The County Commission held an attorney-client privilege meeting Monday night. County Executive Denny Wayne Robinson said the county discussed options with County Attorney John Meadows.

“We are looking if there is any legal avenues that we can pursue,” Robinson said. “We were presented with some information. I’ll distribute that out to commissioners, and there is a possibility that legal actions may be forthcoming by White County.”

Robinson said from the discussions, a special called meeting to consider options has been planned for February 1st. Robinson said the habitat project would be a disaster, seeing the old hardwoods cut down.

“There is no place on earth like that up there,” Robinson said. “Some of those trees are hundreds of years old. It’s a beautiful place. It draws tourists from everywhere. That would be such a terrible disgrace and disaster for the county to see that clear cut away. We don’t want that to happen.”

The three-phased habitat project would change over 2,000 acres to quail environment over three to five years. TWRA began the bid process to survey the land of phase one in December.

According to the cutting plan shared by TWRA during December’s Tennessee Fish and Wildlife Commission meeting, harvesting will begin in March. The north side or, “The Farm,” and the south side or the, “Big Bottom,” will be the most impacted.
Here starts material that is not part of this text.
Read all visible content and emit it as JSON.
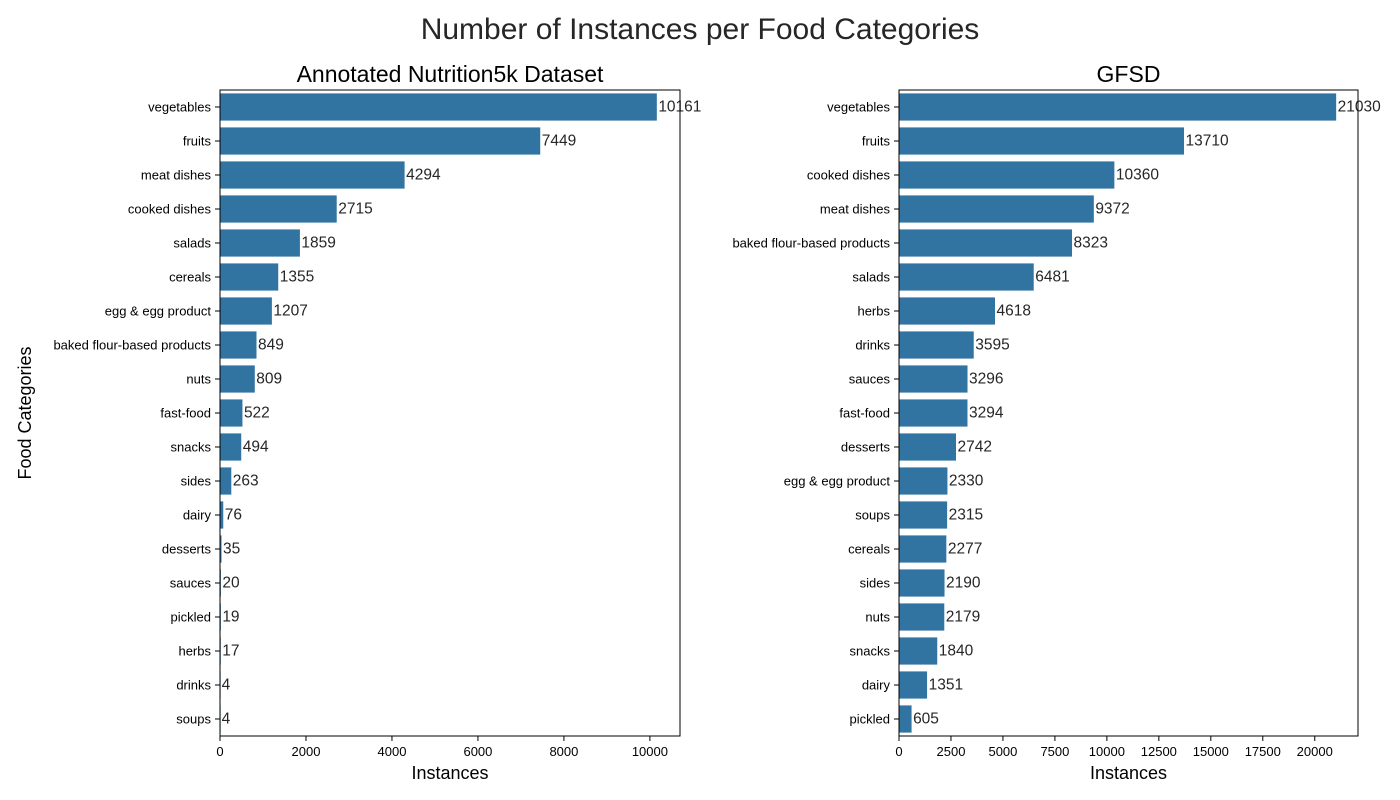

White County as well as the city of Sparta have sent letters to Governor Bill Lee requesting the project not move forward.

 

In 1998, Bridgestone donated 4,000 acres of land in White County’s Scott’s Gulf to the state of Tennessee to create the Bridgestone-Firestone Centennial Wilderness. Two years later, the company donated an additional 6,000 acres to the state, bring the total to 10,000 acres and becoming one of the largest land donations in history to the state by a private company.

Today, the Bridgestone-Firestone Centennial Wilderness is a TWRA wildlife management area consisting of waterfalls, 26 miles of hiking trails, overlooks of the Caney Fork River Gorge and camp grounds. The Wilderness is also home to a variety of wildlife, including federally listed species of bats, fish, mussels and plants.

The Bridgestone-Firestone Centennial Wilderness is a testament to Bridgestone’s commitment to ensuring a healthy environment for current and future generations.